6. The computed advantages are used to `Update` the policy model, completing the training loop.
**Training-free GRPO Flow:**
1. A query `q` and a set of `experiences` (from a database) are fed into a **frozen** `policy model`.
2. The policy model generates outputs `O₁` to `O_G`.
3. These outputs are evaluated by a frozen `reward model`, which produces rewards marked as accepted (`✓`) or rejected (`✗`).
4. The rewards enter a `Group Computation` module.
5. Inside this module, a frozen `LLM` first `summarize`s the group, producing summaries `s₁` to `s_G`.
6. A second frozen `LLM` then performs `extract experience` on these summaries to produce final text-based outputs `A_text₁` to `A_text_G`.
7. These text outputs are used to `Update` the `experiences` database.
8. A separate frozen `controller` (with ADD, DELETE, KEEP, MODIFY functions) also interacts with the `experiences` database.
### Key Observations
1. **Model State:** In Vanilla GRPO, only the policy model is trained (fire emoji). In Training-free GRPO, all models (policy, reward, controller, LLMs) are frozen (snowflake emoji); learning happens by updating the external `experiences` database.
2. **Output Nature:** Vanilla GRPO produces numerical advantages (`A_G`). Training-free GRPO produces textual advantages or actions (`A_text_G`).
3. **Reward Processing:** Vanilla GRPO uses raw rewards directly. Training-free GRPO filters rewards (✓/✗) and processes them through summarization and extraction steps using LLMs.
4. **Update Target:** The update in (a) targets the model's parameters. The update in (b) targets an external memory (`experiences`).
5. **Controller:** The `controller` is a unique component in (b), suggesting a mechanism for curating the experience database through discrete operations (add, delete, keep, modify).
### Interpretation
This diagram contrasts two paradigms for improving LLM-based agents via reinforcement learning.
* **Vanilla GRPO** represents a traditional **parametric learning** approach. The agent (policy model) improves by directly adjusting its internal weights based on computed advantages from a reward model. This is analogous to standard policy gradient methods.
* **Training-free GRPO** represents a **non-parametric or retrieval-augmented learning** approach. The agent's core model is frozen. Instead of changing weights, it improves by maintaining and updating an external database of "experiences." The system uses frozen LLMs to reason about groups of outcomes, summarize them, and extract textual lessons, which are then stored. The `controller` acts as a manager for this experience bank.

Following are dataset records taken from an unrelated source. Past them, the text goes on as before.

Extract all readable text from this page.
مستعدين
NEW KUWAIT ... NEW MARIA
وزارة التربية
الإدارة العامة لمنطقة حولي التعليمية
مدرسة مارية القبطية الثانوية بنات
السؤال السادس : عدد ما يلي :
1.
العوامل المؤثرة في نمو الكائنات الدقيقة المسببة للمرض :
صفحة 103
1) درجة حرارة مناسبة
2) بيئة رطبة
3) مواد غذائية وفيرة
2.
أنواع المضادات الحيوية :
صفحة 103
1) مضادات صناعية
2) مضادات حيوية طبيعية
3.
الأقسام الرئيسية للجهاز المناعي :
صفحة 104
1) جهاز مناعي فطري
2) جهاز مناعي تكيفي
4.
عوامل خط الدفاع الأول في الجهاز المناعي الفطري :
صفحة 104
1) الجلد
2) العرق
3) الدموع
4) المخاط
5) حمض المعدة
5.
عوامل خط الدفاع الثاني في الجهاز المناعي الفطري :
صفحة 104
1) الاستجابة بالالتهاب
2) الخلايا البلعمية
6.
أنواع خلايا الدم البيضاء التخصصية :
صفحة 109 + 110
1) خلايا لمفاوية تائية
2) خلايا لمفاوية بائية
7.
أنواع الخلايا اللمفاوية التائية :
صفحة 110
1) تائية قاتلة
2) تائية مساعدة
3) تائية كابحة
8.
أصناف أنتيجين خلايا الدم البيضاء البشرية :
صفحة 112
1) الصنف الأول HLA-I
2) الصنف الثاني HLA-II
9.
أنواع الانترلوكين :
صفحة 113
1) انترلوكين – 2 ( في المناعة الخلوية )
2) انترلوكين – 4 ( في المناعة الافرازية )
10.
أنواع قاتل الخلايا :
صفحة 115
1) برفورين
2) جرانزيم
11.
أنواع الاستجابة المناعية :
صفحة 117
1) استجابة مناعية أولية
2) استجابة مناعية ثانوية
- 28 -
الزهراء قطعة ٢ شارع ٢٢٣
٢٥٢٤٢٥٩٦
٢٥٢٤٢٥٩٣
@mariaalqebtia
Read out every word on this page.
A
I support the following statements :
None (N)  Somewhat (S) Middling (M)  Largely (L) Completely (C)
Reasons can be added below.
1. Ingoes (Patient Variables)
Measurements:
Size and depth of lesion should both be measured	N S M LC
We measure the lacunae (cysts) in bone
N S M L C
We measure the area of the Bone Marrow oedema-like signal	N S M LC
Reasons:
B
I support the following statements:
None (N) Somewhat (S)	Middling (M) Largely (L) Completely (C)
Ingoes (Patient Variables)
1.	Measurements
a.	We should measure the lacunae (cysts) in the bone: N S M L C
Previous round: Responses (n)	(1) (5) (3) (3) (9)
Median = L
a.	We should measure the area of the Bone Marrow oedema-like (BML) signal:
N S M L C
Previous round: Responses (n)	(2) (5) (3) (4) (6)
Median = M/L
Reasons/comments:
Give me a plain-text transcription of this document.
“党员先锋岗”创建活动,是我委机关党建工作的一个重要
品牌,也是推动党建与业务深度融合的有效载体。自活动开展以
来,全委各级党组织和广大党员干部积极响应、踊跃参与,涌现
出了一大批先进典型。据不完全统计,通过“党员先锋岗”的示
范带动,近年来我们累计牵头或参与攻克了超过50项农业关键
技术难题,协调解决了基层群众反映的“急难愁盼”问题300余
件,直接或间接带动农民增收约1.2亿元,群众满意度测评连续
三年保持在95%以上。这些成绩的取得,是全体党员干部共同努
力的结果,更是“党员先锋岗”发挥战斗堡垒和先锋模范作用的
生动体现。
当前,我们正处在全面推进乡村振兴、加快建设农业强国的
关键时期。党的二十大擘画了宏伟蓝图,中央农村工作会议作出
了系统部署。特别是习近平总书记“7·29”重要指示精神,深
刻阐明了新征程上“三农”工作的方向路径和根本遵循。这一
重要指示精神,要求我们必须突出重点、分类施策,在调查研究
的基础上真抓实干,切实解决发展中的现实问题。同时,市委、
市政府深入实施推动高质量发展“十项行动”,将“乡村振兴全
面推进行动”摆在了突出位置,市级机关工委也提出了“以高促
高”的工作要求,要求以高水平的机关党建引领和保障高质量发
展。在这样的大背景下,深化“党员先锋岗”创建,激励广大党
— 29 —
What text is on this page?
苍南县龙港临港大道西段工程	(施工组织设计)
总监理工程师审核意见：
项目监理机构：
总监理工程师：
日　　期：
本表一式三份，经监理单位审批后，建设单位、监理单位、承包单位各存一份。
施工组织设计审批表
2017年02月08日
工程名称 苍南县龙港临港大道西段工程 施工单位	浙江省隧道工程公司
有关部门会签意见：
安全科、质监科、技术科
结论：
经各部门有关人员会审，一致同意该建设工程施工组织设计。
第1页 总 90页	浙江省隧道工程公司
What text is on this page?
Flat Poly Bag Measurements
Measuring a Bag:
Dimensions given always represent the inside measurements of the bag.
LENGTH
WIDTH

The key implication is that Training-free GRPO aims to achieve adaptation and learning without the computational cost and potential instability of backpropagation-based training. It shifts the learning burden from model parameters to a structured memory system, potentially offering more interpretable and controllable updates (via the controller's discrete actions). The use of LLMs for summarization and extraction suggests the system leverages the model's existing reasoning capabilities to create high-level, textual knowledge from raw experiences.